A simple synthesis flow is to pull notes from all tester cards into a short set of themes, write one sentence for each theme explaining what is broken and why it matters, create one task card per fix and link it back to the tester cards, then pick one success metric for the next iteration and test again. This keeps learning connected to work, not stuck in a document.
The table below is a useful cheat sheet for turning common feedback into concrete work. It helps you avoid vague tasks like "improve UX" and instead create cards that are actually testable.
| Feedback you hear | What it usually means | Best next action | Breeze move |
|---|---|---|---|
| "I do not get it." | The value or next step is unclear. | Rewrite the first screen and simplify the flow. | Create a copy task and link to tester cards. |
| "Where would I click?" | Affordances and hierarchy are weak. | Improve visual cues and button placement. | Add a design fix card with screenshots attached. |
| "This feels like work." | Too many steps or too much data entry. | Remove a step or auto-fill the default. | Add a flow-simplify card and tag it "friction". |
| "I would not trust this." | Missing proof, permissions, or clarity. | Add explanations, confirmations, or audit signals. | Create a trust-improvement card and assign an owner. |
| "I would use it, but not now." | Timing or trigger is wrong. | Reframe the use case or change onboarding. | Add a positioning card linked to notes. |
| "I already do this." | Your advantage is not strong enough. | Clarify what is faster, simpler, or cheaper. | Create a differentiation card and attach competitor notes. |
In Breeze, this is where your board shifts from "testing" to "building." Keep the original tester cards for context, then create build cards that reference them. When someone asks why a change was made, you can point to a real quote and a real moment, not a vague feeling.

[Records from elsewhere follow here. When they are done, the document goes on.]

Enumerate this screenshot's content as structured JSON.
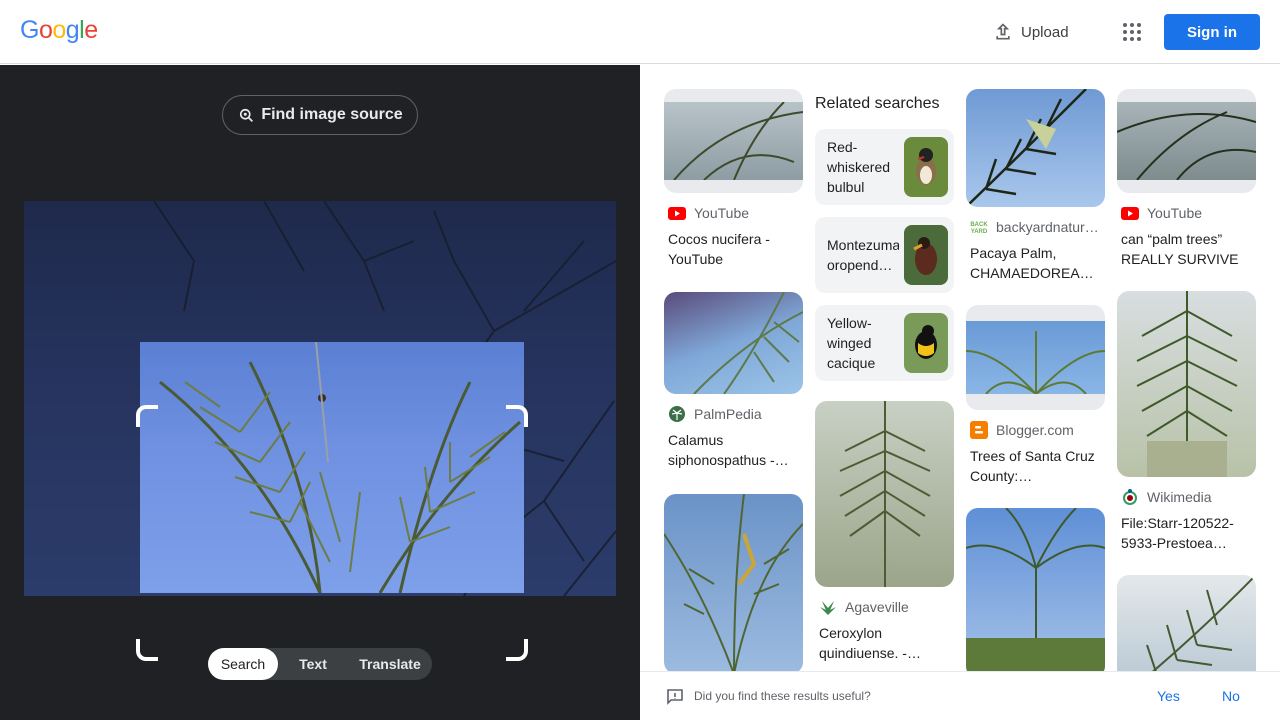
{
  "header": {
    "logo_letters": [
      "G",
      "o",
      "o",
      "g",
      "l",
      "e"
    ],
    "logo_colors": [
      "#4285F4",
      "#EA4335",
      "#FBBC05",
      "#4285F4",
      "#34A853",
      "#EA4335"
    ],
    "upload_label": "Upload",
    "signin_label": "Sign in",
    "accent": "#1a73e8"
  },
  "lens": {
    "find_source_label": "Find image source",
    "modes": [
      "Search",
      "Text",
      "Translate"
    ],
    "active_mode": "Search"
  },
  "results": {
    "related_title": "Related searches",
    "related": [
      {
        "label": "Red-whiskered bulbul"
      },
      {
        "label": "Montezuma oropend…"
      },
      {
        "label": "Yellow-winged cacique"
      }
    ],
    "items": [
      {
        "source": "YouTube",
        "source_icon": "youtube-icon",
        "title": "Cocos nucifera - YouTube"
      },
      {
        "source": "PalmPedia",
        "source_icon": "palmpedia-icon",
        "title": "Calamus siphonospathus -…"
      },
      {
        "source": "",
        "source_icon": "",
        "title": ""
      },
      {
        "source": "Agaveville",
        "source_icon": "agaveville-icon",
        "title": "Ceroxylon quindiuense. -…"
      },
      {
        "source": "backyardnatur…",
        "source_icon": "backyard-icon",
        "title": "Pacaya Palm, CHAMAEDOREA…"
      },
      {
        "source": "Blogger.com",
        "source_icon": "blogger-icon",
        "title": "Trees of Santa Cruz County:…"
      },
      {
        "source": "",
        "source_icon": "",
        "title": ""
      },
      {
        "source": "YouTube",
        "source_icon": "youtube-icon",
        "title": "can “palm trees” REALLY SURVIVE i…"
      },
      {
        "source": "Wikimedia",
        "source_icon": "wikimedia-icon",
        "title": "File:Starr-120522-5933-Prestoea…"
      },
      {
        "source": "",
        "source_icon": "",
        "title": ""
      }
    ]
  },
  "feedback": {
    "question": "Did you find these results useful?",
    "yes_label": "Yes",
    "no_label": "No"
  }
}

Once you have the themes and tasks, you can turn them into a lightweight plan. A simple project plan works well alongside the board when you need to clarify scope, owners, and timing in one place. And if you prefer to think in deliverables, an action plan keeps the next two weeks focused on what you will actually ship.
Questions and answers
- Do I need a no-code tool to prototype?
- No. You can start with sketches or a clickable mockup. No-code tools help when the test needs realistic interaction, but the simplest prototype is usually enough for the first round.
- How many testers should I recruit?
- Start with five. You will learn more from five sessions you actually run than from fifty signups you never talk to.
- What if people are too nice?
- Ask them to do a task and watch where they struggle. Behavior is harder to fake than opinions.
- Should I test with friends?
- Only if they match your target user and will be honest. Otherwise, use friends to test the test, then find real users for the real sessions.
- How do I keep feedback organized?
- Put it in one place, label it consistently, and tie it to the version being tested. A simple Breeze board with one card per tester is usually enough.